Let's breakdown the serve part of our game.

In [34]:
def read_n_sunburst(path, sunb_title):
    """Acts like a main function:
    Function should take the functions below and feed into each other, 
    so only need 1 call.
    Reads in data splits the data based on 1st & 2nd Serves, preps it for sunbursts.
    Displays the sunbursts"""
    #read the data in
    d_in = pd.read_csv(path)
    
    #create the variants
    sunb_df_var1 = plusdata(d_in, "Serve_First_", "<b>1st Serve+:</b>")
    sunb_df_var2 = plusdata(d_in, "Serve_Second_", "<b>2nd Serve+</b>:")
    
    #output the variants
    fig_out =compare_sunbursts(sunb_df_var1, sunb_df_var2, sunb_title)
    
    return

def plusdata(d_in, typ, name):
    '''This sources the data needed and 
    turns it into the output needed for the 
    sunburst charts''' 
    
    splus = d_in
    splus = d_in[(d_in.Label_0 == "Start_SplitBy_Serve_Type_Part_OutCome_Shot") & (d_in.Label.str.contains(typ))][["Label","Frequency"]]
    #need to create values
    splus["Outcome"] = np.where(splus.Label.str.contains("Won"),"Won", np.where(splus.Label.str.contains("Lost"),"Lost", "Rally"))
    splus["Shot"] = splus.Label.str.split("_").str[-1]
    splus["Proportion"] = round(splus.Frequency / splus.Frequency.sum(),2)
    splus["Outcome+"] = np.where(splus.Outcome == "Rally", "Point continues to Rally", splus.Outcome + " within 2 shots")
    pts = splus.Frequency.sum()
    n_in = f"{name} <br>{pts} points"
    
    #create data set that needs to feed into the sundf
    serveplus_points = splus.Proportion.sum()
    serveonly = splus[splus.Shot == "Serve"].Proportion.sum()
    FH = splus[splus.Shot == "FH"].Proportion.sum()
    BH = splus[splus.Shot == "BH"].Proportion.sum()

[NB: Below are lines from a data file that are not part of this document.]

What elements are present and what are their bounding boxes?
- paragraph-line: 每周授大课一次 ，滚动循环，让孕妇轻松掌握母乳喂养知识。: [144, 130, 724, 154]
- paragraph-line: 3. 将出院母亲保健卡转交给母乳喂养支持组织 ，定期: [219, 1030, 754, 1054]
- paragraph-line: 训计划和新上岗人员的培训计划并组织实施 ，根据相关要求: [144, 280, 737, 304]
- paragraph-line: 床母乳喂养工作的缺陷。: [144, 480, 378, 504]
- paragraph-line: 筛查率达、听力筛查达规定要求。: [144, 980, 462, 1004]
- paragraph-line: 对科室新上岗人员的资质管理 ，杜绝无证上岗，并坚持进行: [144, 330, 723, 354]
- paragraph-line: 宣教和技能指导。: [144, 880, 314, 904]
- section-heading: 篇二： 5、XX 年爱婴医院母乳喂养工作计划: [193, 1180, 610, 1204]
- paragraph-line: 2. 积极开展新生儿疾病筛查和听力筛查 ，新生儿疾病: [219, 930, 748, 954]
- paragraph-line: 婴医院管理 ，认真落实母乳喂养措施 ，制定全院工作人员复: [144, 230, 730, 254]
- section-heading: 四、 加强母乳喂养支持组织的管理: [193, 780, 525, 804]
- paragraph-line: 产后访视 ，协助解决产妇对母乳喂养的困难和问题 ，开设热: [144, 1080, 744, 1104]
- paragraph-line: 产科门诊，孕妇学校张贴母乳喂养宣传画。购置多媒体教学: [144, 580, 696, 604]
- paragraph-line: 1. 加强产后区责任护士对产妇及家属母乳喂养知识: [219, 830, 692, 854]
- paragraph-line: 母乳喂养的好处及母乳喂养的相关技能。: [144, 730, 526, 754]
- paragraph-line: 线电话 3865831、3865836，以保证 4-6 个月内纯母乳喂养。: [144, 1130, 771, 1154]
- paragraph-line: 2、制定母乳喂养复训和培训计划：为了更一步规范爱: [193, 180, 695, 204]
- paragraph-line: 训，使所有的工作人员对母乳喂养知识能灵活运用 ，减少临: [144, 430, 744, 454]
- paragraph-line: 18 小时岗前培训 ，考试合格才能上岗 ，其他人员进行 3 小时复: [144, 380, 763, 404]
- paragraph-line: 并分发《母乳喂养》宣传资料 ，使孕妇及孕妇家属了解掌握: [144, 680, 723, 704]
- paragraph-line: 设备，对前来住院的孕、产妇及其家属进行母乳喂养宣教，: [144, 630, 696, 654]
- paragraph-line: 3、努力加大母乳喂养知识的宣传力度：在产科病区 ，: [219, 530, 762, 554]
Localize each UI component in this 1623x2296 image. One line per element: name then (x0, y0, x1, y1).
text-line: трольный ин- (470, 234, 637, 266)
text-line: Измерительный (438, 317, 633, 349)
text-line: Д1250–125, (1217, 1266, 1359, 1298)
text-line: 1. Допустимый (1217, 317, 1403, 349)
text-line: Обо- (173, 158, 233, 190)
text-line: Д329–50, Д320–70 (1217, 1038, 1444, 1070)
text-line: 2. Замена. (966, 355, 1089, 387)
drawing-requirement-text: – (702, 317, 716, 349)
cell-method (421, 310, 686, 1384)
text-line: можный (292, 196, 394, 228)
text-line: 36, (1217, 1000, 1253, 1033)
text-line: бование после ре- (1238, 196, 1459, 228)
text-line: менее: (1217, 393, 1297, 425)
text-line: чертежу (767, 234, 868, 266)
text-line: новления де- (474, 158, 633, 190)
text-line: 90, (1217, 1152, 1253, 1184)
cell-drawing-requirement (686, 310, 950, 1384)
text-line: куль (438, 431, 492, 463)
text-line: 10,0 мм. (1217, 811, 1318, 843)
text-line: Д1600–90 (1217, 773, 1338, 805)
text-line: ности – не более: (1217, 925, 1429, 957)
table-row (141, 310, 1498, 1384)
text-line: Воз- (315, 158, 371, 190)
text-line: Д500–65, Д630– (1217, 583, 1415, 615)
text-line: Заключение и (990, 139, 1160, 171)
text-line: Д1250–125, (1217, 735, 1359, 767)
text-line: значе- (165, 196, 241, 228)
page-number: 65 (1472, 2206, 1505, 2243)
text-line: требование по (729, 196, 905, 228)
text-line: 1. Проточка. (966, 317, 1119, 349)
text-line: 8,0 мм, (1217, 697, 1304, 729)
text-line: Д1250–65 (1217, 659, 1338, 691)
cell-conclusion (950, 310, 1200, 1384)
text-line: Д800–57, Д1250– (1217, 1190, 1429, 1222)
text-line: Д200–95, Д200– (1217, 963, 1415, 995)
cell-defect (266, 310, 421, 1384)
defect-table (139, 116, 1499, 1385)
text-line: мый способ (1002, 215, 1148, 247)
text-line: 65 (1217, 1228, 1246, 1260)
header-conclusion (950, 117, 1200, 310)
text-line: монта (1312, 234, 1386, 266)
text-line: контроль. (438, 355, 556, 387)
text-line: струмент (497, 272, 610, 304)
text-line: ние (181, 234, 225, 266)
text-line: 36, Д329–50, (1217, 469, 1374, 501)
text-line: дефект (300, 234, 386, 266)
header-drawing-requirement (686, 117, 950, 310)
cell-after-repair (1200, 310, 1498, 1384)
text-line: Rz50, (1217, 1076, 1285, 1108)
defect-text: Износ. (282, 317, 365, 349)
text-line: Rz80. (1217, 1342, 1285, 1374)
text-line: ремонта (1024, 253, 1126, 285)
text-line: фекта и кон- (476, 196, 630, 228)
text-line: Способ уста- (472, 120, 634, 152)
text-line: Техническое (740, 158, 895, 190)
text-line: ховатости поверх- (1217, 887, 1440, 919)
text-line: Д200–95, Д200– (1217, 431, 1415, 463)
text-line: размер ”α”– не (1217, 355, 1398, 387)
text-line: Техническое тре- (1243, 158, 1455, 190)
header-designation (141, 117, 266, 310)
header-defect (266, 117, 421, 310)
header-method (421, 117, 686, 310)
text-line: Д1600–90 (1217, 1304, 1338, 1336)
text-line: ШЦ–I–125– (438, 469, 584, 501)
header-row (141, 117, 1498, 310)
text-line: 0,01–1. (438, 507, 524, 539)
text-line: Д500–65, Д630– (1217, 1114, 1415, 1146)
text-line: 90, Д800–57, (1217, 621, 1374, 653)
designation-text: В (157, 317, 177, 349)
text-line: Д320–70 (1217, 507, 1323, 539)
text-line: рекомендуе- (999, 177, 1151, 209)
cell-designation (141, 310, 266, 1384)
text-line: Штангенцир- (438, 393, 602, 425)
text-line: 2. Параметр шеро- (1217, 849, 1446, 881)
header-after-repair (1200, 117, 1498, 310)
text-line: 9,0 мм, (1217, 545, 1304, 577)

    serve_won = splus[(splus.Shot == "Serve") & (splus.Outcome == "Won")].Proportion.sum()

    FH_won = splus[(splus.Shot == "FH") & (splus.Outcome == "Won")].Proportion.sum()
    FH_lost = splus[(splus.Shot == "FH") & (splus.Outcome == "Lost")].Proportion.sum()

    BH_won = splus[(splus.Shot == "BH") & (splus.Outcome == "Won")].Proportion.sum()
    BH_lost = splus[(splus.Shot == "BH") & (splus.Outcome == "Lost")].Proportion.sum()
    
    sunb_df = pd.DataFrame({ 
        "labels":[ n_in, "Serve Only", "+Forehand", "+Backhand", "Won with Serve", "Won with FH", "Lost with FH", "Won with BH", "Lost with BH"],
        "parents" : ["",    n_in,  n_in,  n_in, "Serve Only", "+Forehand",  "+Forehand",  "+Backhand",  "+Backhand" ],
        "values": [  serveplus_points, serveonly, FH, BH, serve_won, FH_won, FH_lost, BH_won, BH_lost]})
    return sunb_df

def gen_sunburst_go(d_in, position):
    f = go.Sunburst(
        labels= d_in["labels"],
        parents = d_in["parents"],
        values= d_in["values"],
        branchvalues="total",
        domain=dict(column= position),
        sort = False
        )
    return f

def compare_sunbursts(in_1, in_2, titel):
    '''Creates sunburst charts for 1st & 2nd serves to compare'''
    fig = go.Figure()

    fig.add_trace(gen_sunburst_go(in_1, 0))

    fig.add_trace(gen_sunburst_go(in_2, 1))

    fig.update_layout(
        grid= dict(columns=2, rows=1),
        margin = dict(t=0, l=0, r=0, b=0),
        title=go.layout.Title(
            text= titel,
            xref="paper",
            x=0.5,
            y=0.9
    ))

    fig.show()
In [35]:
read_n_sunburst("D:/OneDrive/DataSci/Tennis/04_Analysis/NewVisualisations/data\\SummaryStats_250313_JJO_JR.csv","<b>Serve+ Outcomes<br>Split by 1st & 2nd Serves</b>")

Analysis and takeaways

These charts breakdown the first 2 shots when we serve and we see the difference between 1st and 2nd serve outcomes.

Lets focus on the 1st serve to begin with. 16% of points are won directly with serve. This is a little low so needs some work.

57% of 1st serve points played use a serve & then a Forehand. This is good but is a little low as we want to be maximising the opportunity to attack and the forehand is the primary weapon for this.
This ties in with the serve only percentage being a little low.
This tells us that the serve is a little too weak and we cannot get the outcomes we need here.

What is also telling is what happens when we play a serve + Forehand.
Of the 57% of points played, we win 14% directly and lose 10% directly.
The remaining 33% continue to rally - ie points where 3 or more shots are needed.
This shows that the serve + forehand really needs to be worked on.